January 13, 2015

Home Cooking: Prune & More

Thanks to a heads up from this guy, one of my favorite new cookbooks is Prune by Gabrielle Hamilton. It's like no other cookbook I own in that it is a copy of Hamilton's notes to her cooks and staff. No flowery introductions to the recipes, just the lists of ingredients and Hamilton's pointed commands as to how to plate the dishes during restaurant service. There are countless interesting recipes, and I look forward to tackling the whole book. However, being that I am recovering from the post-holiday haze of over-eating and over-drinking, I was drawn to some of the vegetable dishes in the book. Above is a dish of pre-salted and pan-fried zucchini strips dressed in chili oil. Nothing too amazing here, it's just tasty. Thin strips of zucchini are salted for an hour to remove water and then pan-fried to browned and crispy in spots. I would like to get the zucchini crispier next time.
Whole roasted cauliflower with capers and brown-butter bread crumbs. My new favorite way to prepare cauliflower. After roasting for 50 minutes you top with the caper-brown butter crumbs. The whole roasting leaves renders a tender head of cauliflower that falls apart with a little pressure allowing you to scoop up spoonfuls of cauliflower, bread crumbs, and capers. Yum.

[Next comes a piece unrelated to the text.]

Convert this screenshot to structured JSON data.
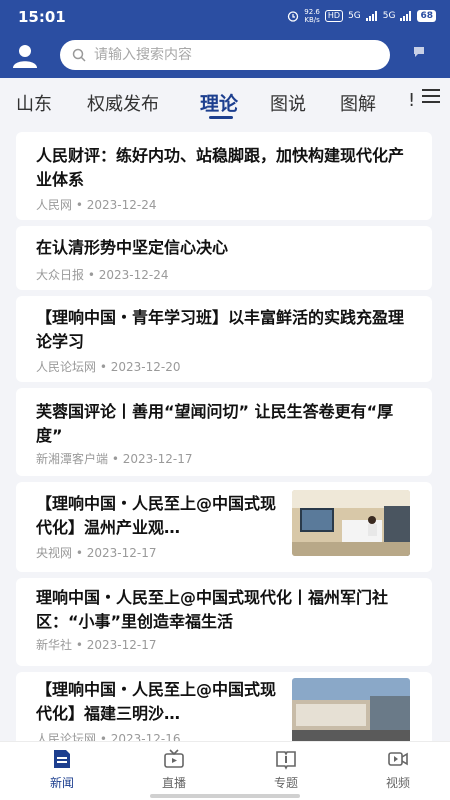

Turmeric stewed lentils with chard braised in cardamom and cream, and top with fried shallots. Replete with deep and earthy flavors of India, this side dish is easily hearty enough to be work as a main dish on veggie night.

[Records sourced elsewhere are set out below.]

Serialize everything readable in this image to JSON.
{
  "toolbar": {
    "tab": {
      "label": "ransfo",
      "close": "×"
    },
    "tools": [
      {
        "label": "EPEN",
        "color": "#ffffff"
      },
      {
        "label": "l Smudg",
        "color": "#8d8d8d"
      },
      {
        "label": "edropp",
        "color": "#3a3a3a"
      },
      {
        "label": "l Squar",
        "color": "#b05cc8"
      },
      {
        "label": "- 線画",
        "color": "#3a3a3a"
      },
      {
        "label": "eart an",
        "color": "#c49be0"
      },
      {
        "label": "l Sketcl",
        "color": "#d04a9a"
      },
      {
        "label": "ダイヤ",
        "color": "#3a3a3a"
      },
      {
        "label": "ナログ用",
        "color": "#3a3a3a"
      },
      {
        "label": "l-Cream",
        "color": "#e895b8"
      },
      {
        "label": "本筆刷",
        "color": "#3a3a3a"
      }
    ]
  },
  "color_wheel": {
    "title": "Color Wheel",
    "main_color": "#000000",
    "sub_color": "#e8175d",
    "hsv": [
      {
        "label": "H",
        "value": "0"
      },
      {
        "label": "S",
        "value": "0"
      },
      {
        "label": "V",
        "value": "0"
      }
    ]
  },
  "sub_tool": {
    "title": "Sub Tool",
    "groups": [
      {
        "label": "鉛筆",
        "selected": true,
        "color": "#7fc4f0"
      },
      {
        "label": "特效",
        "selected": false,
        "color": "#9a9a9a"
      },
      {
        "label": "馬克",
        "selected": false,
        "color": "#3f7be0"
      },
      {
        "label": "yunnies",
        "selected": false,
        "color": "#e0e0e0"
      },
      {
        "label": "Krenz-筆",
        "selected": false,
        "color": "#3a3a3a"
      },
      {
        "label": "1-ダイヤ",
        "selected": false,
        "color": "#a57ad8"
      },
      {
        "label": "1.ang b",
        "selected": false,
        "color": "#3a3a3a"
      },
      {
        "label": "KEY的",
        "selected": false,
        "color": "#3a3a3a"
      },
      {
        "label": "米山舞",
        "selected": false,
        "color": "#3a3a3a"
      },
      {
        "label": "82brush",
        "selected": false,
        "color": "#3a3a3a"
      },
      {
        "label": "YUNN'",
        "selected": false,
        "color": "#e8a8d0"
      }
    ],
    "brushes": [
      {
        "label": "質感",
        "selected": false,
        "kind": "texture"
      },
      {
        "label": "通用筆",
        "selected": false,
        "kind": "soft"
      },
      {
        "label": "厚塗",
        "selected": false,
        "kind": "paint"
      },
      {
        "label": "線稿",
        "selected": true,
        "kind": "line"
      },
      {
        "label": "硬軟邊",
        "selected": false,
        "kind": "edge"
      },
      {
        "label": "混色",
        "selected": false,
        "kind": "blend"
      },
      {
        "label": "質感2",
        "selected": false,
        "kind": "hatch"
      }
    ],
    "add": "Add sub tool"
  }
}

Finally, I dove back into another favorite book, Sean Brock's Harvest. One could never have enough variations on fried chicken in the repertoire. Brock brines his chicken in a salt/sugar mix with the addition of traditional black tea. I tweaked the recipe by replacing the black tea he uses in the brine with lapsang souchong smoked tea. It added a very mild smokiness in the background that played nicely off the salty-corn meal/flour crust. A winning fried chicken that I will add to my regular rotation.